Di Maio uno e trino
“Il M5s non può appiattirsi sul governo. Luigi impari da Salvini”. Parla Gallo, il grillino che non ama i leader
Roma. Essendo stato lui, in modo più o meno consapevole, a intestarsi la battaglia contro gli eccessi del leaderismo nel M5s, si capisce che Luigi Gallo ci tenga a intervenire, nel dibattito sul doppio incarico di Luigi Di Maio, innescato sulle colonne del Foglio da Roberta Lombardi. “Sono d’accordo con lei”, dice subito il deputato campano, vicino a Roberto Fico. E prosegue: “Mantenere entrambe le cariche, che poi sarebbero tre, visto che Luigi è ministro sia del Lavoro sia dello Sviluppo, oltreché capo politico del M5s, è troppo faticoso”. Ma non è solo questione di fatica. Il problema sta anche, a giudizio di Gallo, nei “rischi” che “si corrono quando c’è una eccessiva concentrazione delle responsabilità”. Un modo, insomma, per ribadire quel che anche altri colleghi del M5s, specie al Senato, ripetono da mesi, e cioè che “vanno divisi gli incarichi di governo da quelli di controllo sui gruppi parlamentari per assicurare la divisione dei poteri”. Gallo, d’altronde, la sua proposta l’ha già esposta all’assemblea dei parlamentari grillini, ricevendo in risposta gli sguardi non esattamente concilianti dei vertici del Movimento. “Io – dice, quasi a rivendicare la paternità dell’iniziativa – ho più volte proposto l’istituzione di organi collegiali”. Al plurale, sì, perché a giudizio del deputato napoletano, con un passato di militanza nei collettivi partenopei impegnati per l’acqua pubblica e i beni comuni, di “direttivi” ne servirebbero due. “Uno a livello parlamentare, così da poter vagliare insieme i dossier e capire come agire sui vari temi, e l’altro a livello nazionale, che funga da raccordo per i nostri portavoce ai vari livelli, evitando il pericolo sempre più concreto dell’incomunicabilità tra i territori e le istituzioni”.
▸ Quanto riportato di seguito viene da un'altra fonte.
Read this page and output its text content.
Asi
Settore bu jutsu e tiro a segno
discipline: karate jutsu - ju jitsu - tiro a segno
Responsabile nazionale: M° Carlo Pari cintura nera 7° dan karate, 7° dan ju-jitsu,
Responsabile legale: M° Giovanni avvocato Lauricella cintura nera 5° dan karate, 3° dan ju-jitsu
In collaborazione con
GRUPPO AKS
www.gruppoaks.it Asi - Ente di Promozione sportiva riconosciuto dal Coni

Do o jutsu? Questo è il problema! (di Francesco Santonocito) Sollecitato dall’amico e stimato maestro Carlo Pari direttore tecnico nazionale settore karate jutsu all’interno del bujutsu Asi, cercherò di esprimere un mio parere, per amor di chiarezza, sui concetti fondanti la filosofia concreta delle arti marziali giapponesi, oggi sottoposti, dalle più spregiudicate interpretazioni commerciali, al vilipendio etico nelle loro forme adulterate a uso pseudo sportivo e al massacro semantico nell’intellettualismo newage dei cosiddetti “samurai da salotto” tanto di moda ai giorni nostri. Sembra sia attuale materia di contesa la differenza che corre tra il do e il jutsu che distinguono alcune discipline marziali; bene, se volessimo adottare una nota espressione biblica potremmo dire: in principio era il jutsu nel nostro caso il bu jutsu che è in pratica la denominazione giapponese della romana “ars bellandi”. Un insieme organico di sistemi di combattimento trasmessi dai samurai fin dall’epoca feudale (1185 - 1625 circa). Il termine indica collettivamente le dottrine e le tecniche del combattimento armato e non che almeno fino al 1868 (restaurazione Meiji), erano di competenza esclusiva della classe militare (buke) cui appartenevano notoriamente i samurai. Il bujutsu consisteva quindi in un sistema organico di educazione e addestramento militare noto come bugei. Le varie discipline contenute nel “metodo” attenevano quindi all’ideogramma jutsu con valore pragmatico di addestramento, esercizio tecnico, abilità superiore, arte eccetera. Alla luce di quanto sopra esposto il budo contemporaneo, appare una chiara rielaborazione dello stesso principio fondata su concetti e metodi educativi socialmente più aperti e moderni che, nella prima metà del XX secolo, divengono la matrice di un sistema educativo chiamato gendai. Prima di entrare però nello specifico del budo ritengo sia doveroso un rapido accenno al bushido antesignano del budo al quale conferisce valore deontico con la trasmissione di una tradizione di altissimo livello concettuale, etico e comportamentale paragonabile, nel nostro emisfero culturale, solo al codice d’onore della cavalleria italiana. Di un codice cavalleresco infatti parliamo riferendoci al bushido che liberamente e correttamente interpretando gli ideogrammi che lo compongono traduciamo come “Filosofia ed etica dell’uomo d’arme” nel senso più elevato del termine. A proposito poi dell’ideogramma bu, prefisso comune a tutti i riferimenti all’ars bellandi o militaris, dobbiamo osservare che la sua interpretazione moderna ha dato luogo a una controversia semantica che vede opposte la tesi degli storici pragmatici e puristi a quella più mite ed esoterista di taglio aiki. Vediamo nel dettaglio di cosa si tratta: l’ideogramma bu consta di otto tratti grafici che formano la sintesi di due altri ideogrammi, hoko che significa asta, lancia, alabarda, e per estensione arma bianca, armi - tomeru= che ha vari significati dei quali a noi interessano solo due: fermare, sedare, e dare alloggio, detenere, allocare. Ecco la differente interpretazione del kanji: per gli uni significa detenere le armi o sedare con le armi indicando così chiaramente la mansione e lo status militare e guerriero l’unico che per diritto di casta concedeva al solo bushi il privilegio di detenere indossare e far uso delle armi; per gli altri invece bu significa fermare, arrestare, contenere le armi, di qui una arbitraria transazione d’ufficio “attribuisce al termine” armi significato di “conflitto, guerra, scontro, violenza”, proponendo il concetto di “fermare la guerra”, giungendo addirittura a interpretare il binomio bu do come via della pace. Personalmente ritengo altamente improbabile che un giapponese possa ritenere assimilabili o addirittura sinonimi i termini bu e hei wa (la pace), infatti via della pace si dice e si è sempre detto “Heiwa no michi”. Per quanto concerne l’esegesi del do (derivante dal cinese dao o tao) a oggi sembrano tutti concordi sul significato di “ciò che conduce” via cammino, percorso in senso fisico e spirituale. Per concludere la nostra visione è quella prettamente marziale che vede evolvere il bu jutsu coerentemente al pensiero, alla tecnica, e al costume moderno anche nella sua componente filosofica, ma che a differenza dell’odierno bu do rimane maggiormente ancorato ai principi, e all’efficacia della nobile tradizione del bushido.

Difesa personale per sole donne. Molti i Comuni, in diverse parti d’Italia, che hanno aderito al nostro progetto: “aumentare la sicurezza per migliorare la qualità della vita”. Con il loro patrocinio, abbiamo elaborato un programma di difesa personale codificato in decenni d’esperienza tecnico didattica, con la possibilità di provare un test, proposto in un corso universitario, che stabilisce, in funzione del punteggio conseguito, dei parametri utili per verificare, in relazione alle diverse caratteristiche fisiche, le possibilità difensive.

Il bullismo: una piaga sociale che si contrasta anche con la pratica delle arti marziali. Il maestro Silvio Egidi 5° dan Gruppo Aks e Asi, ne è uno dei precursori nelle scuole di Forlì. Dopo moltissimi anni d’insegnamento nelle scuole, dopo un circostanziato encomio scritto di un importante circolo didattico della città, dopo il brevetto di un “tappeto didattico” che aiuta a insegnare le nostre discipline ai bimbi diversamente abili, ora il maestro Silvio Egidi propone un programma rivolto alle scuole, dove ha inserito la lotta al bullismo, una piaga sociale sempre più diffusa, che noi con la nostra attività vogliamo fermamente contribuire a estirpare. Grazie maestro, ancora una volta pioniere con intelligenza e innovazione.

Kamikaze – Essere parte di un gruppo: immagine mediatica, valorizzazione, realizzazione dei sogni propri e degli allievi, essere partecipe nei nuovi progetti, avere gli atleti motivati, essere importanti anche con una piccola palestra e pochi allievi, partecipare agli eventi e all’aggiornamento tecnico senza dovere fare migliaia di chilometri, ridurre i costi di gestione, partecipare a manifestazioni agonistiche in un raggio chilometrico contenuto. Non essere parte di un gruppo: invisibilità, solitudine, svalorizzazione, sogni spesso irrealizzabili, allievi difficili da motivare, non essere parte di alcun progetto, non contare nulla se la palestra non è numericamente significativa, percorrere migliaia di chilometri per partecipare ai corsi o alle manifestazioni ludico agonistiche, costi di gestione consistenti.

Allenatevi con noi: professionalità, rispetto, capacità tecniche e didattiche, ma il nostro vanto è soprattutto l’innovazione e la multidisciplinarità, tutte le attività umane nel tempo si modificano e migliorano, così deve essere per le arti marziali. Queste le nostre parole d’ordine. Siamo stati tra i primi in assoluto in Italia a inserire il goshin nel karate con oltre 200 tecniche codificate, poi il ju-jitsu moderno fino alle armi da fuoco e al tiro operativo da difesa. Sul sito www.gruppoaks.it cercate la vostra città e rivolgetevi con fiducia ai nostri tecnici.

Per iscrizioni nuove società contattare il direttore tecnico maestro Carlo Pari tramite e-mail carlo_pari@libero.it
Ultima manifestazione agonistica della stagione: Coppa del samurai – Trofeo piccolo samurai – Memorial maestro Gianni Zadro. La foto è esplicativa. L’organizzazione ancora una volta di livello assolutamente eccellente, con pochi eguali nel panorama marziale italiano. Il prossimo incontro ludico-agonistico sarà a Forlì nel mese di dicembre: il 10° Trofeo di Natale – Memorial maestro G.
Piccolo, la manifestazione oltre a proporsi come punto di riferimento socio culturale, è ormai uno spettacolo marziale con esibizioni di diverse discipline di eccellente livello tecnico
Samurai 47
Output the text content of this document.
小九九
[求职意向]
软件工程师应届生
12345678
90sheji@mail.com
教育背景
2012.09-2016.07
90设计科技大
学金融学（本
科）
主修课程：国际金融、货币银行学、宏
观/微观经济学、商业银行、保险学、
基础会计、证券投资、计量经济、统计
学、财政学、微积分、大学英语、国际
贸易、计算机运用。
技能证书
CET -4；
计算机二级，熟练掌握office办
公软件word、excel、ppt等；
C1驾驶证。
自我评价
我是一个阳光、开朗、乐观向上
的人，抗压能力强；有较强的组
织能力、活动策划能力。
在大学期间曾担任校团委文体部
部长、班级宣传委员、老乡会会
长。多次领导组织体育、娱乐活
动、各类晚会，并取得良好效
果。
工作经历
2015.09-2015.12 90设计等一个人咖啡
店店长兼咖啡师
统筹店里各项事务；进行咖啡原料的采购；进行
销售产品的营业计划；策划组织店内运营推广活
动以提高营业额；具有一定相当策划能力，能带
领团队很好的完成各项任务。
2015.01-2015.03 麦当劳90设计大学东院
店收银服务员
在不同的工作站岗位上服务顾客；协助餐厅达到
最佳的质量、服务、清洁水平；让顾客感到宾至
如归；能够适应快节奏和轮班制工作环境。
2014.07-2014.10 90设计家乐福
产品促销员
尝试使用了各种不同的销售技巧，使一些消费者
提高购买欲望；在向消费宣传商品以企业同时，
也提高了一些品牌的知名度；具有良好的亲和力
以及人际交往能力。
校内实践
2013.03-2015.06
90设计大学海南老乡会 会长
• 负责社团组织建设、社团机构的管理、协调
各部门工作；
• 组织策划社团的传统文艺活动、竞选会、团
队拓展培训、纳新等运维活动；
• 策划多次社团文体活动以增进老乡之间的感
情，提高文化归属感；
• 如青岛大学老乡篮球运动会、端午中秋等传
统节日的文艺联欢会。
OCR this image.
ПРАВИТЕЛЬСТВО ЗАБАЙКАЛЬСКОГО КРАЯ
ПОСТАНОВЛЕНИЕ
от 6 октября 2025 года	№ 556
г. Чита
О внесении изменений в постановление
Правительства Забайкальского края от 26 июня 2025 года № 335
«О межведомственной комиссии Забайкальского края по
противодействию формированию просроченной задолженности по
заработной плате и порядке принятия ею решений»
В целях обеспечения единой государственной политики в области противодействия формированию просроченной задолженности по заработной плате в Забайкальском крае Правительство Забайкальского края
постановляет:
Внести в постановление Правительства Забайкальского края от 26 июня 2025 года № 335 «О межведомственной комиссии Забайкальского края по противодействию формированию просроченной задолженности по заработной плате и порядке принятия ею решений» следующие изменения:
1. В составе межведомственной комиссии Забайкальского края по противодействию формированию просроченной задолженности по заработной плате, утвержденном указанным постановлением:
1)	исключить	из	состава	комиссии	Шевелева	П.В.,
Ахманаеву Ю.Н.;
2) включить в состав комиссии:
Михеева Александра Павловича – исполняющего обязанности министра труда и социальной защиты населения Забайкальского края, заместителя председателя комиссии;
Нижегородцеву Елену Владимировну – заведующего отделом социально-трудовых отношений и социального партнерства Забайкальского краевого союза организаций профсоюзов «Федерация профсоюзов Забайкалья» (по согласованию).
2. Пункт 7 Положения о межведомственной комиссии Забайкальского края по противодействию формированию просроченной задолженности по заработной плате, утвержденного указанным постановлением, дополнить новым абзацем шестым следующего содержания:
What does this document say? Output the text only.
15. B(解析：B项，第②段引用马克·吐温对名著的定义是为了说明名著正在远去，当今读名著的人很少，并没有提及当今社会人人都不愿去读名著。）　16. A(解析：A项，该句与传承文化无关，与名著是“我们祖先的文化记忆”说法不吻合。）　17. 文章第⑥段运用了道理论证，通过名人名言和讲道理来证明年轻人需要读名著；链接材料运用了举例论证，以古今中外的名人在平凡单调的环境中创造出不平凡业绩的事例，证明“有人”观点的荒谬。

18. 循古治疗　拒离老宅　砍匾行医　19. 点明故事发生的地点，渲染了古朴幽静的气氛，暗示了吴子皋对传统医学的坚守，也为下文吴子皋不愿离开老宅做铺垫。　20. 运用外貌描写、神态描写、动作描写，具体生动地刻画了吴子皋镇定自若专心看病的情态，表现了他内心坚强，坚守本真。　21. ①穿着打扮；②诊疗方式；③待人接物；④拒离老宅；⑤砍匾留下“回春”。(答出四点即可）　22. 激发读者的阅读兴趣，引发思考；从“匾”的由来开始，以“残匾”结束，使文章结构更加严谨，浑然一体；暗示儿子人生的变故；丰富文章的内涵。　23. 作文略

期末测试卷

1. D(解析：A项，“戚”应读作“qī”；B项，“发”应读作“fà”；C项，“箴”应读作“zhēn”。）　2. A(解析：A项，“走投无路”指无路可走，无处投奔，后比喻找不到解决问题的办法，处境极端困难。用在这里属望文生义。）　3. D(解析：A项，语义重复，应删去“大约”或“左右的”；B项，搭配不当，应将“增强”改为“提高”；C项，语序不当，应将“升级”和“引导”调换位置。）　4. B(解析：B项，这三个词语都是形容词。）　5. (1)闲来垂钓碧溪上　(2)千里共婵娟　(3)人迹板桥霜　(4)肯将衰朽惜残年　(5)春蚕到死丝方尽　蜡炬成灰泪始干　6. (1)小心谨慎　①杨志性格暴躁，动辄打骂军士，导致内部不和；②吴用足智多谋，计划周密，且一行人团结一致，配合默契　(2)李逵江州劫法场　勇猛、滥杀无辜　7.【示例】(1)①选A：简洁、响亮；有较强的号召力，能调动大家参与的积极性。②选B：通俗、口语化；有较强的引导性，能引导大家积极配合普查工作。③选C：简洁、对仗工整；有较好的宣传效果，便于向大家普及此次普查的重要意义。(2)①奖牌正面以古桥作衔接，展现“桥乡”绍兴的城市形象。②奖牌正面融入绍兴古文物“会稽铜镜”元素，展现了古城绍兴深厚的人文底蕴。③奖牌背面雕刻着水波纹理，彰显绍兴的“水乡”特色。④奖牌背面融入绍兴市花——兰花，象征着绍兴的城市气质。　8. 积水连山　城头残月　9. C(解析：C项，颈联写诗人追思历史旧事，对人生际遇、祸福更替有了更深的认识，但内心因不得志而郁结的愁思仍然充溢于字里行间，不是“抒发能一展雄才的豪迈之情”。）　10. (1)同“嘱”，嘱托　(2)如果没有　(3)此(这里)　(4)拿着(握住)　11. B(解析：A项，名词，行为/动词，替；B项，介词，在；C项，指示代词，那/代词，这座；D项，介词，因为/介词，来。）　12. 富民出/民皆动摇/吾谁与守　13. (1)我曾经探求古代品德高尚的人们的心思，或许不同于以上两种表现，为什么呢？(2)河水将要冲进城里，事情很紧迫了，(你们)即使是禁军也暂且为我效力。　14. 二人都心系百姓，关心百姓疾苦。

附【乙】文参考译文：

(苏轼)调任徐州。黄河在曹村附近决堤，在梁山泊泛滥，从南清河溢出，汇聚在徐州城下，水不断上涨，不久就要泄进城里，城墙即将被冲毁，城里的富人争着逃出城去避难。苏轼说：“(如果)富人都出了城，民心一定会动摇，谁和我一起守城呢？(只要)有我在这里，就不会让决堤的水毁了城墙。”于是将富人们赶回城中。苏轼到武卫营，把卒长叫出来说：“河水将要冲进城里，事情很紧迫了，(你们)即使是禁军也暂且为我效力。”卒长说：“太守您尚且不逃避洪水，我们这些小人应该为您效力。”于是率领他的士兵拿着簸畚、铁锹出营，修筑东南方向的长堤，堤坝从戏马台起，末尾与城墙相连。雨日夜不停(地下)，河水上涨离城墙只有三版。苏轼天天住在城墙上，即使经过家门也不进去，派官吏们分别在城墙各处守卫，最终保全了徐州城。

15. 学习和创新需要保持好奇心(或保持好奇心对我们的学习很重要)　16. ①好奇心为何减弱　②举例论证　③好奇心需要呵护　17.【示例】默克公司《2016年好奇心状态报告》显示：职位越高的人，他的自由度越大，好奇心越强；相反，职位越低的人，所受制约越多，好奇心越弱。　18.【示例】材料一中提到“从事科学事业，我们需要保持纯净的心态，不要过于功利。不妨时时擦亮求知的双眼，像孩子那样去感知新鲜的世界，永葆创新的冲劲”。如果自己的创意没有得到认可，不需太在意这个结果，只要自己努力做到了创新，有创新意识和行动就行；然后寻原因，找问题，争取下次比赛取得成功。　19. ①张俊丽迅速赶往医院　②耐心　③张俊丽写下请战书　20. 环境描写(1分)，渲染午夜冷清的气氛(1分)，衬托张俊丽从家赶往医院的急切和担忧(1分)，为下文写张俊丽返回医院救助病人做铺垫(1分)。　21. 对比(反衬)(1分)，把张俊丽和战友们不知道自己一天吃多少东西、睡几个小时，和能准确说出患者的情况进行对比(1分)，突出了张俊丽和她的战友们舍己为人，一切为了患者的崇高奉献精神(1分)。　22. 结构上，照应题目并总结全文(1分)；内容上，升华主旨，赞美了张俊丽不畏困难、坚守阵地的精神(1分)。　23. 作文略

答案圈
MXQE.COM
Due organi che devono essere, però, “entrambi elettivi”. Dice infatti Gallo: “Deve assolutamente esserci una votazione, magari online. Candidature aperte, procedure trasparenti. E coloro che verranno eletti, dovranno poi riunirsi periodicamente”. Come fare? “E’ necessaria un’assemblea degli iscritti. Spetta a Di Maio convocarla, e spero lo faccia il prima possibile, benché ovviamente capisco che le priorità ora siano altre, soprattutto se pensiamo alle sfide che attendono il nuovo esecutivo”. E tuttavia, anche rispetto al governo che si è appena insediato, quello gialloverde guidato da Giuseppe Conte, Gallo intravede un rischio. “Quello, cioè, di appiattirci troppo sull’esecutivo. Noi, è vero, abbiamo firmato un contratto, e a quello dobbiamo restare fedeli”, dice il deputato pentastellato, e lo dice quasi in un sospiro di amarezza trattenuto a stento, lui che del resto avrebbe preferito di gran lunga un accordo col Pd. “E però – subito aggiunge – dobbiamo sempre ricordarci che abbiamo una storia tutta nostra, dei valori che non necessariamente hanno trovato spazio nel contratto, che è frutto di un compromesso con un partito come la Lega che è molto diverso da noi”. E allora ecco per Gallo, l’urgenza della “separazione dei poteri”, sta anche qui, nella “necessità di differenziarci rispetto all’azione dell’esecutivo”. E del resto, “Matteo Salvini questa strategia mi sembra la stia già adottando”, osserva Gallo. “Lui ragiona – dice – da ministro dell’Interno, sì, ma anche e soprattutto da segretario della Lega. E infatti non perde occasione per fare una dichiarazione a effetto al minuto”. E’ successo sui migranti, ovviamente, ed è successo anche con la flat tax, quando Salvini ha parlato della convenienza generale nel ridurre le tasse ai più ricchi. “Gli ultimi non hanno bisogno dell’elemosina dei ricchi”, replica Gallo, ribadendo che “il governo del cambiamento dovrà ridurre la forbice tra i più ricchi e i più poveri”. E dunque non è solo questione di “fatica” e non è neanche solo questione di “concentrazione dei poteri”: fare sì che alla guida del M5s non ci sia una persona troppo implicata nel governo, per Gallo è anche una questione di sopravvivenza. “Non possiamo scolorire la nostra identità – conclude Gallo – per la necessità di dover convivere col Carroccio”.